Choreographic video annotation
14 09 2009This series of movies brings together Choreography researcher Sita Popat and e-Science researcher Simon Buckingham Shum, who demonstrate and discuss the adaptation of one of the project’s e-Science tools for Choreography, the Open University’s Compendium tool for mapping ideas and annotating media. Acknowledgements to Michelle Bachler (Open U.) and Andrew Rowley (U. Manchester) for expert software development, and webcast wizard Ben Hawkridge (Open U.) for helping us migrate the footage to Web. High-resolution versions of the screen recordings are linked to the relevant tracks.
The video-enabled version of Compendium will be going into alpha release this month with invited testers, for full release within a couple of months.
The academic context for this work is set out in a recent article:
Bailey, H., Bachler, M., Buckingham Shum, S., Le Blanc, A., Popat, S., Rowley, A. and Turner, M. (2009). Dancing on the Grid: Using e-Science Tools to Extend Choreographic Research. Philosophical Transactions of the Royal Society A, 13 July 2009, Vol. 367, No. 1898, pp. 2793-2806. [PDF]
The movie summaries are listed below… high resolution versions of the screen recordings are linked to the web versions for detailed viewing.
- Demo: Sita takes us through a demonstration which illustrates how Compendium can be used to annotate video footage as part of choreographic scholarship.
- Background: The e-Dance project conducted rapid application development through asynchronous collaboration between the partners, punctuated with intense day long workshops. At these, the choreographer would demonstrate how she used (or wished she could use) the Compendium e-science tool.

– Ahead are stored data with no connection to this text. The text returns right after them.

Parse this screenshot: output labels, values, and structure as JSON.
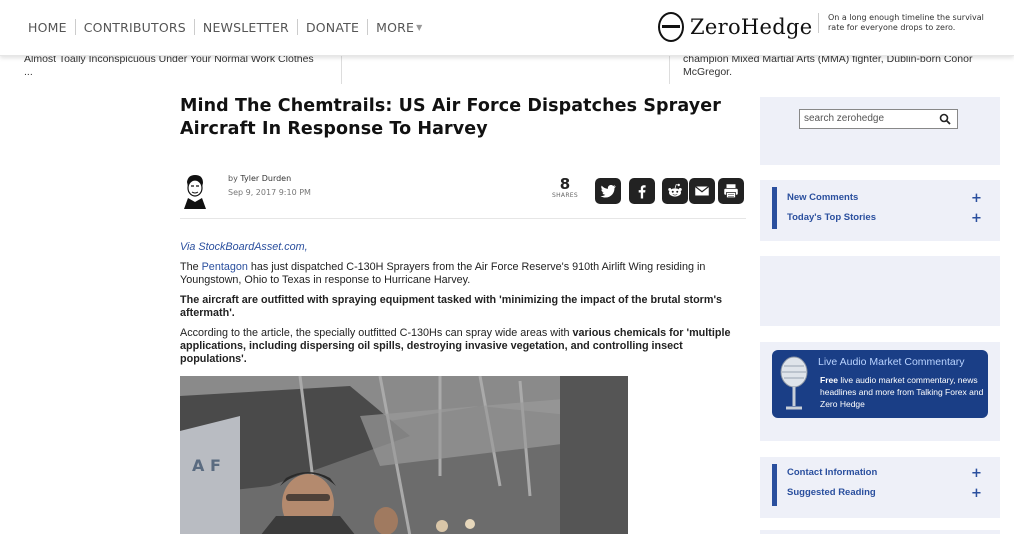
{
  "nav": {
    "items": [
      {
        "label": "HOME"
      },
      {
        "label": "CONTRIBUTORS"
      },
      {
        "label": "NEWSLETTER"
      },
      {
        "label": "DONATE"
      },
      {
        "label": "MORE"
      }
    ]
  },
  "logo": {
    "text": "ZeroHedge"
  },
  "tagline": "On a long enough timeline the survival rate for everyone drops to zero.",
  "teasers": {
    "left": "Almost Toally Inconspicuous Under Your Normal Work Clothes ...",
    "right": "champion Mixed Martial Arts (MMA) fighter, Dublin-born Conor McGregor."
  },
  "article": {
    "title": "Mind The Chemtrails: US Air Force Dispatches Sprayer Aircraft In Response To Harvey",
    "author_prefix": "by",
    "author": "Tyler Durden",
    "date": "Sep 9, 2017 9:10 PM",
    "shares_count": "8",
    "shares_label": "SHARES",
    "via": "Via StockBoardAsset.com,",
    "p1_before": "The ",
    "p1_link": "Pentagon",
    "p1_after": " has just dispatched C-130H Sprayers from the Air Force Reserve's 910th Airlift Wing residing in Youngstown, Ohio to Texas in response to Hurricane Harvey.",
    "p2": "The aircraft are outfitted with spraying equipment tasked with 'minimizing the impact of the brutal storm's aftermath'.",
    "p3_plain": "According to the article, the specially outfitted C-130Hs can spray wide areas with ",
    "p3_bold": "various chemicals for 'multiple applications, including dispersing oil spills, destroying invasive vegetation, and controlling insect populations'."
  },
  "social": {
    "icons": [
      "twitter-icon",
      "facebook-icon",
      "reddit-icon",
      "email-icon",
      "print-icon"
    ],
    "color": "#222222"
  },
  "sidebar": {
    "search_placeholder": "search zerohedge",
    "group1": [
      {
        "label": "New Comments"
      },
      {
        "label": "Today's Top Stories"
      }
    ],
    "audio": {
      "title": "Live Audio Market Commentary",
      "desc_bold": "Free",
      "desc_rest": " live audio market commentary, news headlines and more from Talking Forex and Zero Hedge"
    },
    "group2": [
      {
        "label": "Contact Information"
      },
      {
        "label": "Suggested Reading"
      }
    ],
    "plus": "+"
  },
  "colors": {
    "accent": "#2a4f9e",
    "sidebar_bg": "#eef0f8"
  }
}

The software developer would then code changes for feedback.
- Demo: Sita explains how and why she requested a feature to create Transition Points in video footage.
- Demo: Sita explains the value of placing images into key moments in a video, as supplementary material that she can use to support discourse in scholarship or teaching.
- Demo: Sita explains the value of being able to lay out an arbitrary number of videos on the canvas.
- Demo: Following the last clip, Sita discusses opportunistic and planned juxtaposition of video.
- Interview: Simon asks Sita to consider how hypermedia annotation tools such as this could scaffold students’ project work and reflection as they track and communicate their work.
- Demo: Sita works through an example of linking three interconnected video clips
- Demo: Following the last example, Sita shows how annotations in one context can co-exist in multiple other projects.
- Interview: Sita and Simon discuss to what extent a hypermedia tool such as this might shape practice, and reflect on other aspects of the project.